Toro: A leitura e a escrita são coisas cotidianas, que devem ser feitas todo dia. Para os meios de comunicação, é preferível falar do que é bonito em vez do que é importante. Na educação, é fundamental não confundir o que é bonito com o que é importante. Então, como podemos fazer o importante? O problema é voltar ao fundamental sem voltar ao passado. Teremos que garantir que nossas crianças leiam e escrevam bem já no primeiro e no segundo ano do ensino fundamental, pois, se não fizermos isso, podemos trazer quantos computadores e tablets quisermos que não acontecerá nada. Temos que garantir algumas coisas: que a escola é um lugar onde se aprende; uma definição de professor como responsável pela aprendizagem; voltar a aspectos básicos, que são ler e escrever bem; e aprender cálculo matemático, a trabalhar em grupo e a usar a informação.

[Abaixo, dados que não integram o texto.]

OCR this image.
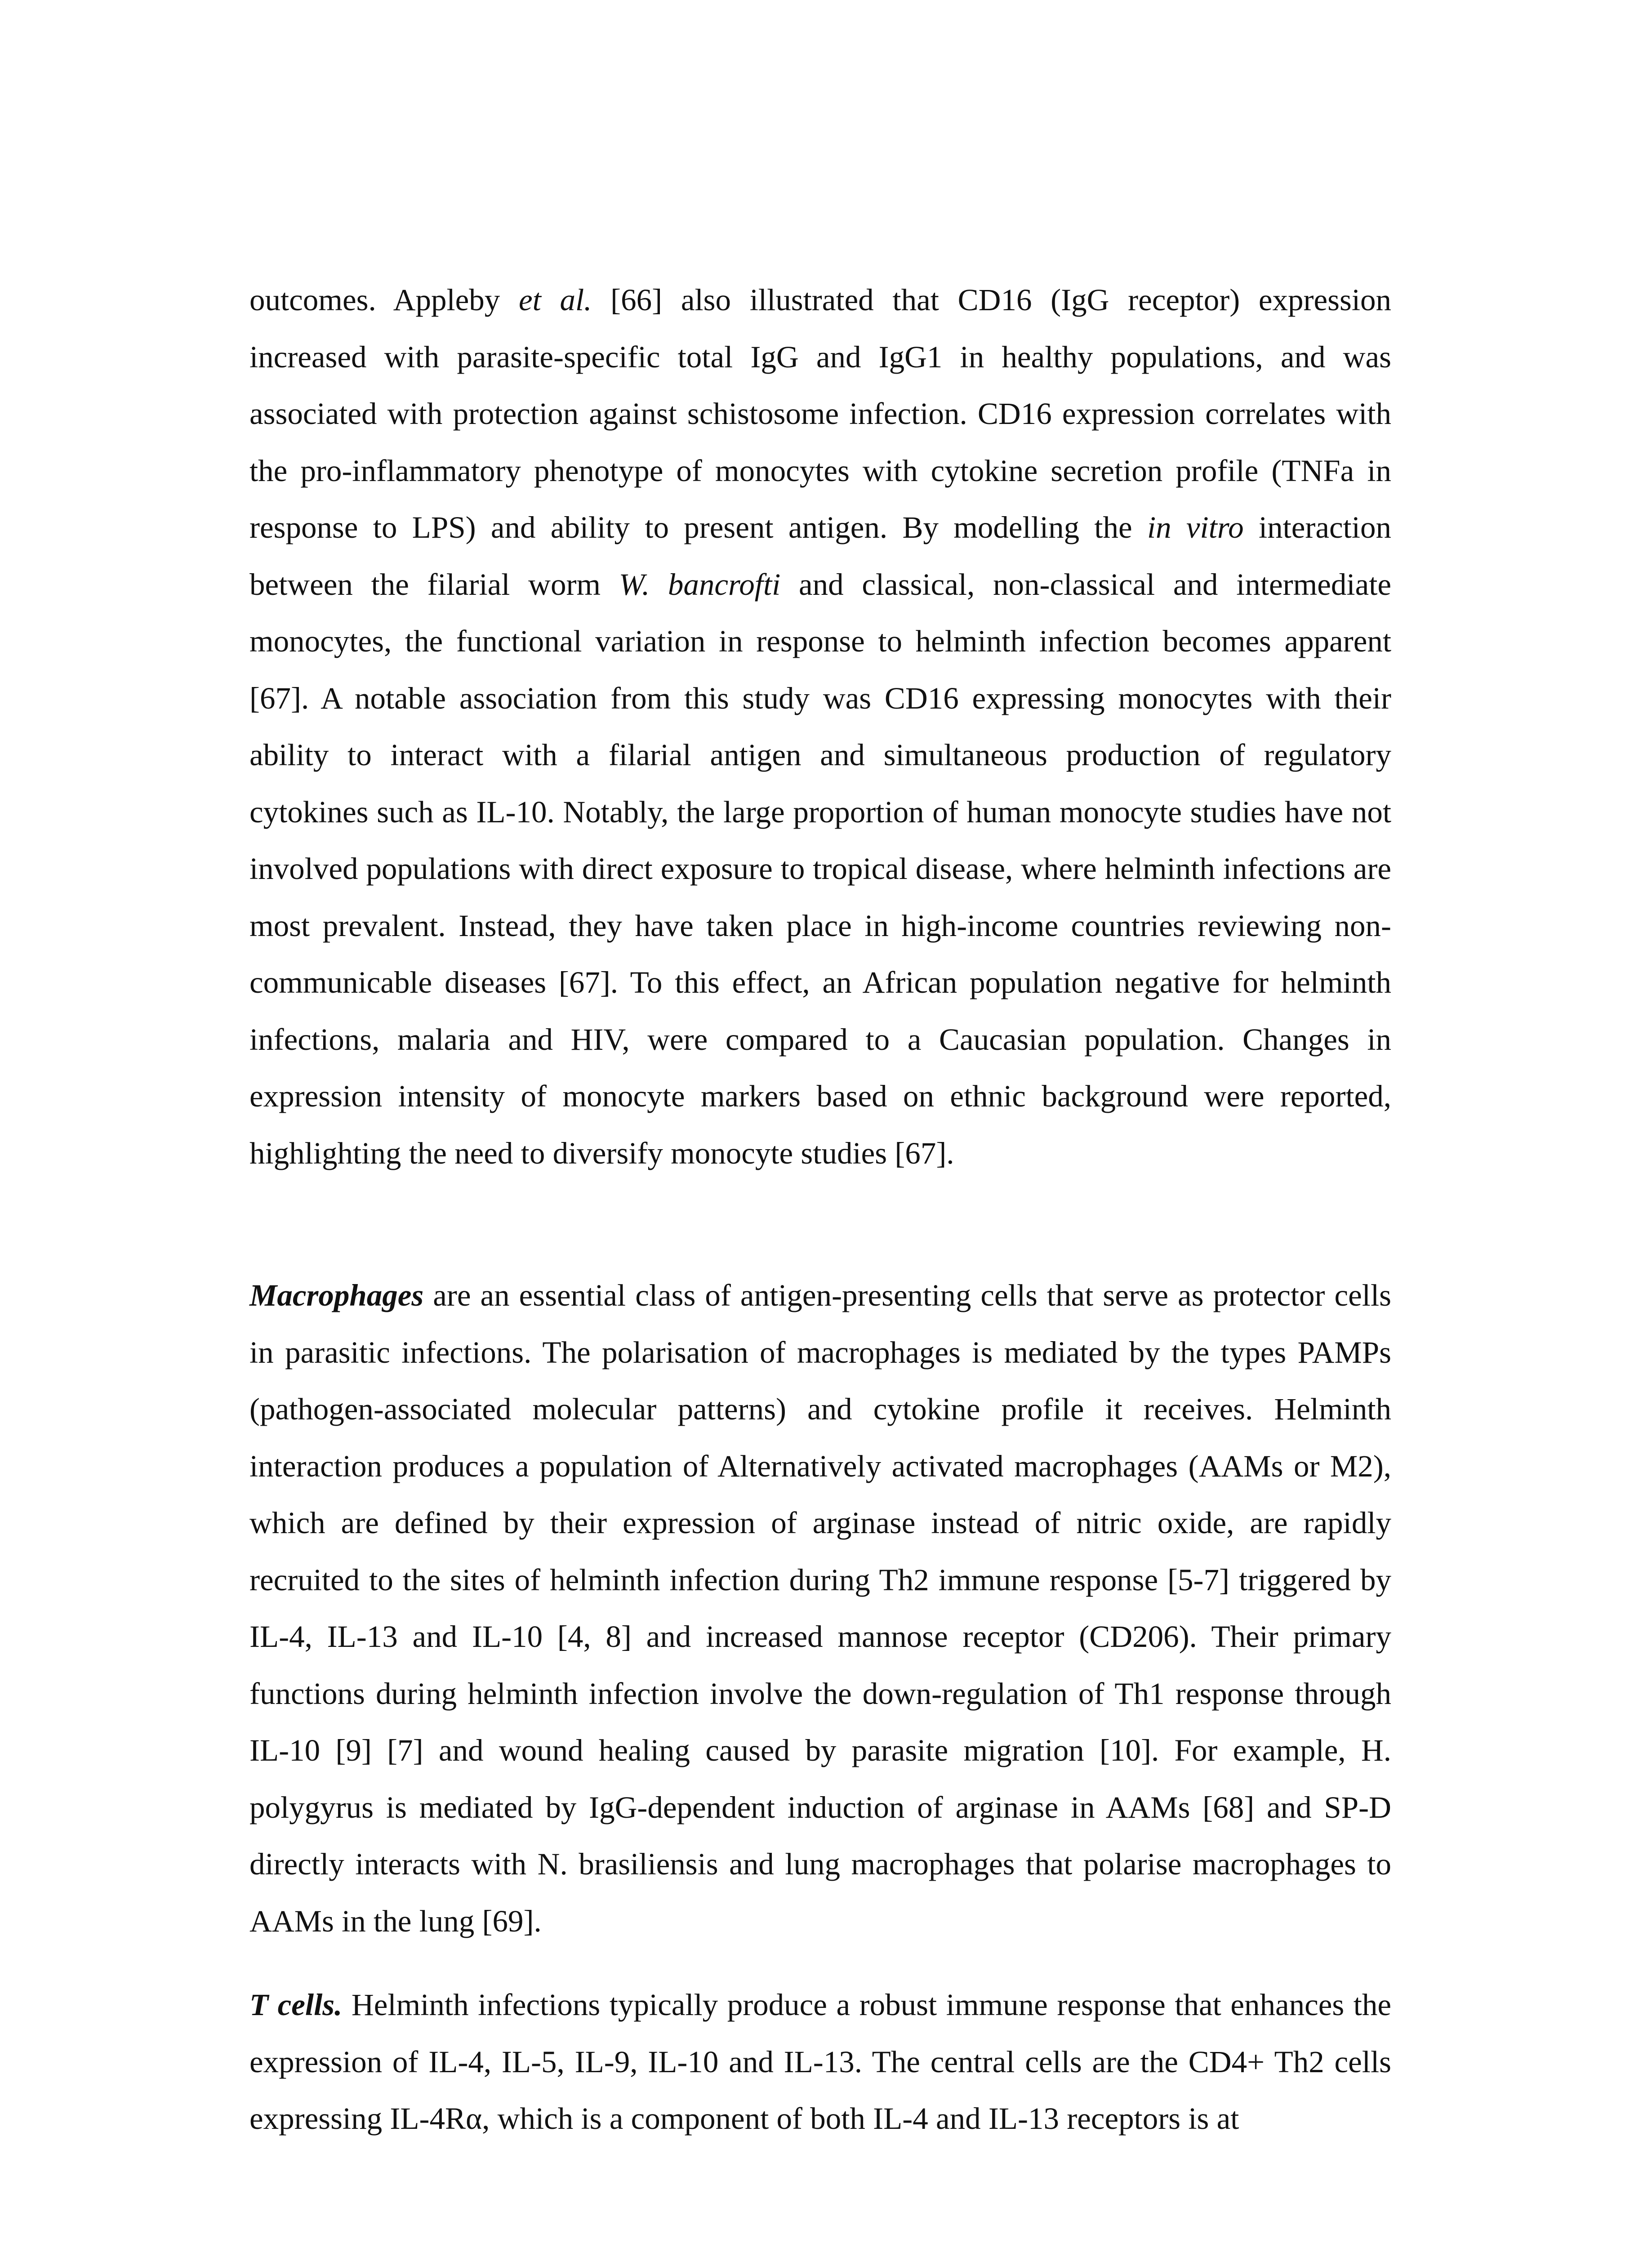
outcomes. Appleby et al. [66] also illustrated that CD16 (IgG receptor) expression increased with parasite-specific total IgG and IgG1 in healthy populations, and was associated with protection against schistosome infection. CD16 expression correlates with the pro-inflammatory phenotype of monocytes with cytokine secretion profile (TNFa in response to LPS) and ability to present antigen. By modelling the in vitro interaction between the filarial worm W. bancrofti and classical, non-classical and intermediate monocytes, the functional variation in response to helminth infection becomes apparent [67]. A notable association from this study was CD16 expressing monocytes with their ability to interact with a filarial antigen and simultaneous production of regulatory cytokines such as IL-10. Notably, the large proportion of human monocyte studies have not involved populations with direct exposure to tropical disease, where helminth infections are most prevalent. Instead, they have taken place in high-income countries reviewing non-communicable diseases [67]. To this effect, an African population negative for helminth infections, malaria and HIV, were compared to a Caucasian population. Changes in expression intensity of monocyte markers based on ethnic background were reported, highlighting the need to diversify monocyte studies [67].

Macrophages are an essential class of antigen-presenting cells that serve as protector cells in parasitic infections. The polarisation of macrophages is mediated by the types PAMPs (pathogen-associated molecular patterns) and cytokine profile it receives. Helminth interaction produces a population of Alternatively activated macrophages (AAMs or M2), which are defined by their expression of arginase instead of nitric oxide, are rapidly recruited to the sites of helminth infection during Th2 immune response [5-7] triggered by IL-4, IL-13 and IL-10 [4, 8] and increased mannose receptor (CD206). Their primary functions during helminth infection involve the down-regulation of Th1 response through IL-10 [9] [7] and wound healing caused by parasite migration [10]. For example, H. polygyrus is mediated by IgG-dependent induction of arginase in AAMs [68] and SP-D directly interacts with N. brasiliensis and lung macrophages that polarise macrophages to AAMs in the lung [69].

T cells. Helminth infections typically produce a robust immune response that enhances the expression of IL-4, IL-5, IL-9, IL-10 and IL-13. The central cells are the CD4+ Th2 cells expressing IL-4Rα, which is a component of both IL-4 and IL-13 receptors is at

Profissão Mestre: O senhor afirma que tanto ricos como pobres devem ter acesso ao mesmo nível de educação. Como fazer isso? No Brasil, há um projeto de lei que visa tornar obrigatório que os filhos de políticos estudem na rede pública. O senhor acredita que isso pode ser obtido por meio de uma lei?
Toro: Se as elites de um país não se articulam ao redor de um problema, este não é resolvido. Quando se fala em qualidade da educação, as elites da América Latina estão divididas. Em que sentido? Elite não são as pessoas que têm dinheiro ou grandes posses. Elite são as pessoas cujas decisões podem mudar a vida de grandes setores da população. Os taxistas de Curitiba são elite; eles podem parar essa cidade quando quiserem. Um líder sindicalista é elite: sua decisão tem influência sobre muita gente. Gilberto Gil é elite. Caetano Veloso é elite. Se Caetano Veloso decidir usar um chapéu vermelho, no dia seguinte grande quantidade de gente vai usar o chapéu vermelho. Quem é elite na Colômbia? Shakira é elite lá. Se ela colocar um enfeite na cabeça, no dia seguinte milhões de meninas vão usar o mesmo enfeite. Ou seja, quando as elites sindicais, políticas e econômicas se reúnem em torno de um problema, ele é solucionado quase instantaneamente. Qual é o problema da qualidade de educação na América Latina? É que as elites não se uniram ainda, porque podem pagar pela educação que querem e não se importam com o que acontece com o filho dos outros. A tese que defendo é a de que se todos nós sentíssemos a angústia de não poder aprender bem, a educação mudaria em um ano. Não é um problema de dinheiro. Não é um problema de espaço. Não é um problema de educadores. Imagine se esse projeto de lei fosse aprovado e os filhos de senadores, deputados, chefes de Estado e diretores de empresas multinacionais fossem obrigados a frequentar escola pública? O que aconteceria no Brasil? Todo mundo começaria a se preocupar com a educação e, em menos de um ano, o Brasil teria uma das melhores educações do mundo. Assim, o problema não é o dinheiro, a estrutura ou a forma da escola. É como enfrentar o problema. E, se mudarmos como fazer isso, podemos progredir.
Entrevista publicada na edição de maio de 2014.